Foreign Minister Dr AK Abdul Momen today said the Rohingya citizenship issue was an internal affair of Myanmar and Bangladesh would not like to be taken hostage on the matter.
“Our focus is on their (Rohingyas) dignified and safe return …. We don’t have any issue regarding their citizenship there,” he said while interacting with a group of newsmen at his office at the foreign ministry here.
Momen said Myanmar has expressed its plan for the first time to provide the Rohingyas “part to citizenship” or “natural citizenship” and it’s a “breakthrough”.
The foreign minister said he observed positive sign from the visiting Myanmar delegation. “It’s a good sign. What they are offering this is part to citizenship and it’s a good deal,” he added.
Momen said the Rohingyas should go back to their motherland to realize their rights and “they (Rohingyas) should understand, it’s not possible to realize their all demands (citizenship) unless they are going back (to Rakhine)”.
Momen said Bangladesh today handed over a list of more 25,000 verified Rohingyas belonging to 6,000 families to Myanmar for repatriation
Bangladesh earlier handed over a list of 30,000 Rohingyas in two phases and among them Myanmar by now already verified 8,000 for repatriation in the first batch.
The foreign minister said the countries those have close ties with Myanamr like China also want to see the Rohingyas’ return to Myanmar.
“These are all good signs (to resolve the crisis),” he repeated.
Momen said he received an invitation from his Myanmar counterpart but “I told him I will go when the first batch of Rohingyas will return home”.
Meanwhile in the morning, the visiting Myanmar delegation expressed its readiness to take back their Rohingya nationals amid fears of their fate once they returned to their homeland.
“Actually I asked them (Rohingyas) that this is the right time to consider whether they should to go back or not, because we provided explanation to their key issues,” Myanmar’s foreign affairs permanent secretary Myint Thu, who leads a 19-member delegation, told a news briefing here.
He added: “Myanmar is ready to welcome the Rohingyas (back home) . . . but the only thing is they (Rohingyas) have to decide (about their return) by themselves”.
Bangladesh’s acting Foreign Secretary Kamrul Ahsan, who was present at the briefing as well, however, said Naypyidaw must generate trust among the Rohingyas for their spontaneous return saying “as long as confidence is not built up they (Rohingyas) won’t go back”.

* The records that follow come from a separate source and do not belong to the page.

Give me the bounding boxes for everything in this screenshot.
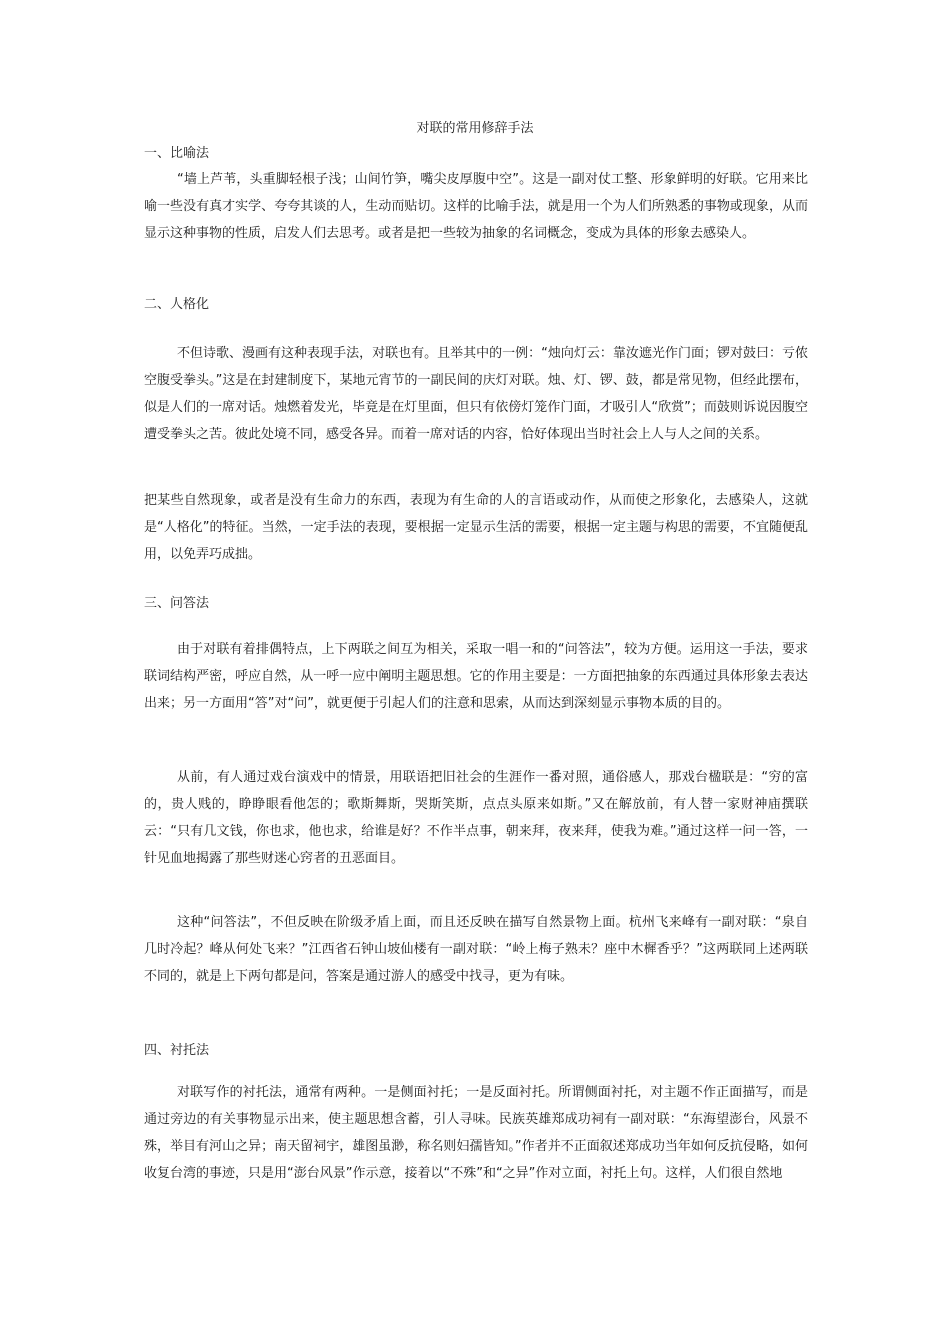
document-title: 对联的常用修辞手法 — [416, 121, 534, 136]
paragraph: 对联写作的衬托法，通常有两种。一是侧面衬托；一是反面衬托。所谓侧面衬托，对主题不作正面描写，而是通过旁边的有关事物显示出来，使主题思想含蓄，引人寻味。民族英雄郑成功祠有一副对联：“东海望澎台，风景不殊，举目有河山之异；南天留祠宇，雄图虽渺，称名则妇孺皆知。”作者并不正面叙述郑成功当年如何反抗侵略，如何收复台湾的事迹，只是用“澎台风景”作示意，接着以“不殊”和“之异”作对立面，衬托上句。这样，人们很自然地 — [144, 1085, 808, 1181]
paragraph: 把某些自然现象，或者是没有生命力的东西，表现为有生命的人的言语或动作，从而使之形象化，去感染人，这就是“人格化”的特征。当然，一定手法的表现，要根据一定显示生活的需要，根据一定主题与构思的需要，不宜随便乱用，以免弄巧成拙。 — [144, 493, 808, 562]
paragraph: “墙上芦苇，头重脚轻根子浅；山间竹笋，嘴尖皮厚腹中空”。这是一副对仗工整、形象鲜明的好联。它用来比喻一些没有真才实学、夸夸其谈的人，生动而贴切。这样的比喻手法，就是用一个为人们所熟悉的事物或现象，从而显示这种事物的性质，启发人们去思考。或者是把一些较为抽象的名词概念，变成为具体的形象去感染人。 — [144, 172, 808, 241]
paragraph: 不但诗歌、漫画有这种表现手法，对联也有。且举其中的一例：“烛向灯云：靠汝遮光作门面；锣对鼓曰：亏侬空腹受拳头。”这是在封建制度下，某地元宵节的一副民间的庆灯对联。烛、灯、锣、鼓，都是常见物，但经此摆布，似是人们的一席对话。烛燃着发光，毕竟是在灯里面，但只有依傍灯笼作门面，才吸引人“欣赏”；而鼓则诉说因腹空遭受拳头之苦。彼此处境不同，感受各异。而着一席对话的内容，恰好体现出当时社会上人与人之间的关系。 — [144, 346, 808, 442]
section-heading-personification: 二、人格化 — [144, 297, 210, 312]
paragraph: 从前，有人通过戏台演戏中的情景，用联语把旧社会的生涯作一番对照，通俗感人，那戏台楹联是：“穷的富的，贵人贱的，睁睁眼看他怎的；歌斯舞斯，哭斯笑斯，点点头原来如斯。”又在解放前，有人替一家财神庙撰联云：“只有几文钱，你也求，他也求，给谁是好？不作半点事，朝来拜，夜来拜，使我为难。”通过这样一问一答，一针见血地揭露了那些财迷心窍者的丑恶面目。 — [144, 770, 808, 866]
paragraph: 这种“问答法”，不但反映在阶级矛盾上面，而且还反映在描写自然景物上面。杭州飞来峰有一副对联：“泉自几时冷起？峰从何处飞来？”江西省石钟山坡仙楼有一副对联：“岭上梅子熟未？座中木樨香乎？”这两联同上述两联不同的，就是上下两句都是问，答案是通过游人的感受中找寻，更为有味。 — [144, 915, 808, 984]
paragraph: 由于对联有着排偶特点，上下两联之间互为相关，采取一唱一和的“问答法”，较为方便。运用这一手法，要求联词结构严密，呼应自然，从一呼一应中阐明主题思想。它的作用主要是：一方面把抽象的东西通过具体形象去表达出来；另一方面用“答”对“问”，就更便于引起人们的注意和思索，从而达到深刻显示事物本质的目的。 — [144, 642, 808, 711]
section-heading-metaphor: 一、比喻法 — [144, 146, 210, 161]
section-heading-question-answer: 三、问答法 — [144, 596, 210, 611]
section-heading-contrast: 四、衬托法 — [144, 1043, 210, 1058]
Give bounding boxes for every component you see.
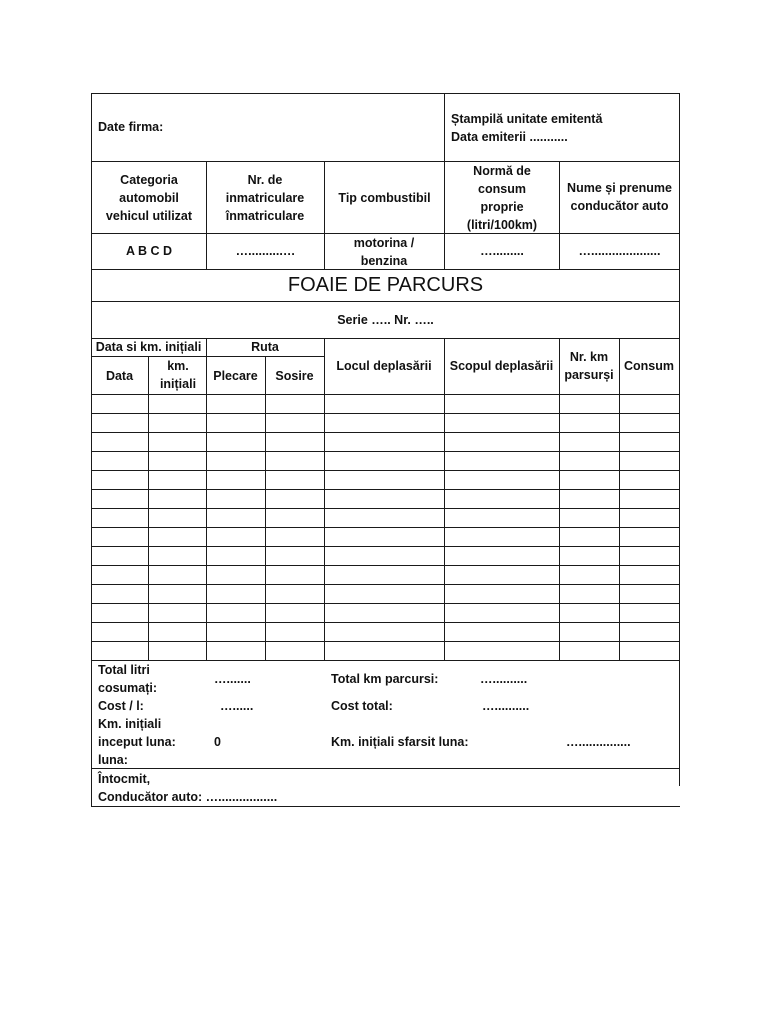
vt-header-driver: Nume și prenume conducător auto [567, 181, 672, 213]
vt-value-driver: ….................... [578, 244, 661, 258]
col-data: Data [105, 369, 134, 383]
log-row-line [91, 432, 680, 433]
total-litri-label: Total litri cosumați: [98, 663, 158, 695]
km-end-value: …............... [566, 735, 631, 749]
log-col-7 [619, 338, 620, 660]
vt-header-fuel: Tip combustibil [338, 191, 431, 205]
stamp-label: Ștampilă unitate emitentă [451, 112, 603, 126]
log-col-2 [206, 338, 207, 660]
km-start-label: Km. inițiali inceput luna: luna: [98, 717, 176, 767]
header-bottom [91, 161, 680, 162]
frame-bottom [91, 806, 680, 807]
issue-date-label: Data emiterii ........... [451, 130, 568, 144]
km-start-value: 0 [214, 735, 221, 749]
col-km-initiali: km. inițiali [159, 359, 197, 391]
log-col-4 [324, 338, 325, 660]
vt-value-fuel: motorina / benzina [353, 236, 415, 268]
prepared-label: Întocmit, [98, 772, 151, 786]
page-title: FOAIE DE PARCURS [287, 274, 484, 296]
log-row-line [91, 660, 680, 661]
cost-l-label: Cost / l: [98, 699, 144, 713]
driver-signature-label: Conducător auto: …................. [98, 790, 278, 804]
log-row-line [91, 641, 680, 642]
serie-line: Serie ….. Nr. ….. [337, 313, 434, 327]
log-row-line [91, 470, 680, 471]
cost-l-value: …...... [220, 699, 254, 713]
col-consum: Consum [624, 359, 674, 373]
log-row-line [91, 622, 680, 623]
log-row-line [91, 451, 680, 452]
frame-right [679, 93, 680, 786]
group-date-km: Data si km. inițiali [95, 340, 202, 354]
log-row-line [91, 508, 680, 509]
log-row-line [91, 546, 680, 547]
km-end-label: Km. inițiali sfarsit luna: [331, 735, 469, 749]
col-plecare: Plecare [213, 369, 258, 383]
total-litri-value: …....... [214, 672, 251, 686]
total-km-label: Total km parcursi: [331, 672, 439, 686]
col-locul: Locul deplasării [336, 359, 432, 373]
vt-col-2 [324, 161, 325, 269]
group-route: Ruta [251, 340, 279, 354]
log-row-line [91, 584, 680, 585]
log-col-5 [444, 338, 445, 660]
vt-value-consumption: …......... [480, 244, 524, 258]
vt-value-category: A B C D [125, 244, 173, 258]
vt-header-category: Categoria automobil vehicul utilizat [105, 173, 193, 223]
group-header-bottom [91, 356, 324, 357]
log-col-6 [559, 338, 560, 660]
log-row-line [91, 527, 680, 528]
log-row-line [91, 565, 680, 566]
cost-total-value: ….......... [482, 699, 530, 713]
company-label: Date firma: [98, 120, 164, 134]
log-row-line [91, 603, 680, 604]
title-bottom [91, 301, 680, 302]
col-nr-km: Nr. km parsurși [564, 350, 614, 382]
frame-top [91, 93, 680, 94]
col-sosire: Sosire [275, 369, 314, 383]
log-row-line [91, 413, 680, 414]
log-row-line [91, 489, 680, 490]
log-header-bottom [91, 394, 680, 395]
frame-left [91, 93, 92, 807]
total-km-value: ….......... [480, 672, 528, 686]
vt-header-consumption: Normă de consum proprie (litri/100km) [466, 164, 538, 232]
cost-total-label: Cost total: [331, 699, 393, 713]
col-scopul: Scopul deplasării [449, 359, 554, 373]
vt-header-plate: Nr. de inmatriculare înmatriculare [225, 173, 305, 223]
vt-value-plate: …..........… [235, 244, 296, 258]
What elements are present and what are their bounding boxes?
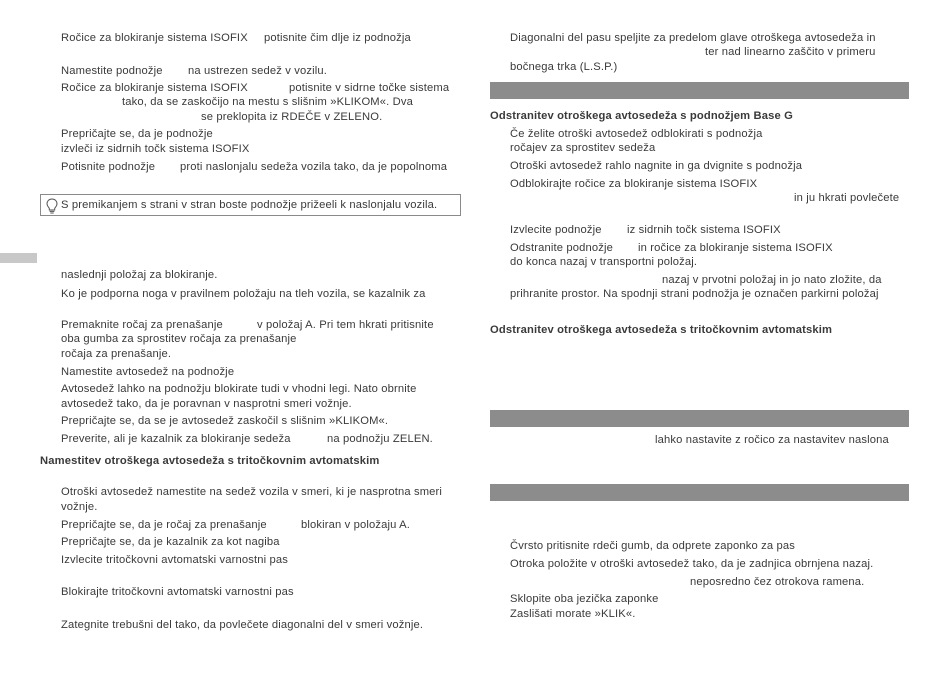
left-text: na podnožju ZELEN.	[327, 433, 433, 445]
right-text: do konca nazaj v transportni položaj.	[510, 256, 698, 268]
left-text: blokiran v položaju A.	[301, 519, 411, 531]
left-text: v položaj A. Pri tem hkrati pritisnite	[257, 319, 434, 331]
left-text: Premaknite ročaj za prenašanje	[61, 319, 223, 331]
right-text: nazaj v prvotni položaj in jo nato zložite, da	[662, 274, 882, 286]
left-text: proti naslonjalu sedeža vozila tako, da je popolnoma	[180, 161, 448, 173]
left-text: na ustrezen sedež v vozilu.	[188, 65, 327, 77]
right-text: Odstranite podnožje	[510, 242, 613, 254]
left-text: Ročice za blokiranje sistema ISOFIX	[61, 82, 248, 94]
left-text: Izvlecite tritočkovni avtomatski varnostni pas	[61, 554, 289, 566]
right-text: Odblokirajte ročice za blokiranje sistema ISOFIX	[510, 178, 758, 190]
right-text: Zaslišati morate »KLIK«.	[510, 608, 636, 620]
left-text: izvleči iz sidrnih točk sistema ISOFIX	[61, 143, 250, 155]
left-text: Prepričajte se, da se je avtosedež zaskočil s slišnim »KLIKOM«.	[61, 415, 389, 427]
section-heading: Odstranitev otroškega avtosedeža s podnožjem Base G	[490, 110, 793, 122]
left-text: Ko je podporna noga v pravilnem položaju na tleh vozila, se kazalnik za	[61, 288, 426, 300]
right-text: Čvrsto pritisnite rdeči gumb, da odprete zaponko za pas	[510, 540, 795, 552]
left-text: Avtosedež lahko na podnožju blokirate tudi v vhodni legi. Nato obrnite	[61, 383, 417, 395]
right-text: neposredno čez otrokova ramena.	[690, 576, 865, 588]
left-text: Preverite, ali je kazalnik za blokiranje sedeža	[61, 433, 291, 445]
right-text: lahko nastavite z ročico za nastavitev naslona	[655, 434, 889, 446]
section-heading: Namestitev otroškega avtosedeža s tritočkovnim avtomatskim	[40, 455, 380, 467]
section-heading: Odstranitev otroškega avtosedeža s tritočkovnim avtomatskim	[490, 324, 833, 336]
right-text: Diagonalni del pasu speljite za predelom glave otroškega avtosedeža in	[510, 32, 876, 44]
left-text: Potisnite podnožje	[61, 161, 156, 173]
right-text: in ju hkrati povlečete	[794, 192, 900, 204]
left-text: Prepričajte se, da je kazalnik za kot nagiba	[61, 536, 280, 548]
left-text: Prepričajte se, da je podnožje	[61, 128, 213, 140]
left-text: potisnite v sidrne točke sistema	[289, 82, 450, 94]
section-bar	[490, 82, 909, 99]
left-text: Namestite podnožje	[61, 65, 163, 77]
left-text: potisnite čim dlje iz podnožja	[264, 32, 411, 44]
left-text: Namestite avtosedež na podnožje	[61, 366, 235, 378]
section-bar	[490, 410, 909, 427]
left-text: vožnje.	[61, 501, 98, 513]
right-text: Izvlecite podnožje	[510, 224, 602, 236]
left-text: naslednji položaj za blokiranje.	[61, 269, 218, 281]
section-bar	[490, 484, 909, 501]
tip-text: S premikanjem s strani v stran boste podnožje prižeeli k naslonjalu vozila.	[61, 199, 438, 211]
right-text: Otroški avtosedež rahlo nagnite in ga dvignite s podnožja	[510, 160, 803, 172]
right-text: ter nad linearno zaščito v primeru	[705, 46, 876, 58]
right-text: prihranite prostor. Na spodnji strani podnožja je označen parkirni položaj	[510, 288, 879, 300]
left-text: tako, da se zaskočijo na mestu s slišnim »KLIKOM«. Dva	[122, 96, 414, 108]
right-text: iz sidrnih točk sistema ISOFIX	[627, 224, 781, 236]
right-text: ročajev za sprostitev sedeža	[510, 142, 656, 154]
right-text: Sklopite oba jezička zaponke	[510, 593, 659, 605]
left-text: avtosedež tako, da je poravnan v nasprotni smeri vožnje.	[61, 398, 352, 410]
left-text: oba gumba za sprostitev ročaja za prenašanje	[61, 333, 297, 345]
left-text: Otroški avtosedež namestite na sedež vozila v smeri, ki je nasprotna smeri	[61, 486, 443, 498]
tip-box	[40, 194, 461, 216]
right-text: Če želite otroški avtosedež odblokirati s podnožja	[510, 128, 763, 140]
left-text: ročaja za prenašanje.	[61, 348, 172, 360]
left-text: se preklopita iz RDEČE v ZELENO.	[201, 111, 383, 123]
left-text: Blokirajte tritočkovni avtomatski varnostni pas	[61, 586, 294, 598]
right-text: in ročice za blokiranje sistema ISOFIX	[638, 242, 833, 254]
left-text: Zategnite trebušni del tako, da povlečete diagonalni del v smeri vožnje.	[61, 619, 424, 631]
right-text: Otroka položite v otroški avtosedež tako, da je zadnjica obrnjena nazaj.	[510, 558, 874, 570]
right-text: bočnega trka (L.S.P.)	[510, 61, 618, 73]
sidebar-tab	[0, 253, 37, 263]
left-text: Ročice za blokiranje sistema ISOFIX	[61, 32, 248, 44]
left-text: Prepričajte se, da je ročaj za prenašanje	[61, 519, 267, 531]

Ahsan simultaneously added: “we (Bangladesh) won’t push back anyone forcibly”.
A 19-member Myanmar delegation in the last two days visited the Rohingya camps, one specially erected for Hindu residents of Rakhine who too were forced to flee their home along with the majority Rohingya Muslims.
This was the third visit by a Myanmar delegation to the Rohingya camps but this time they were accompanied by a 5-member ASEAN observer group during the interactions when the newsmen were barred from going along with them.
About 1.1 million Rohingyas fled Myanmar into Bangladesh following alleged mass murder, rape and other atrocities in Rakhine since August 2017. The displaced Rohingyas are now living in 30 camps in Ukhiya and Teknaf of Cox’s Bazar district.
Myanmar agreed to take back the Rohingyas under a bilateral agreement with Bangladesh on January 16, 2018. But, the deal did not progress much as there was little tangible action from the Myanmar side and refusal of the displaced persons to go back amid uncertainty and insecurity.
Previously, the first batch of Rohingyas was scheduled to return on November 15 last year but eventually they declined to go back, fearing that the situation in Rakhine was still not favourable.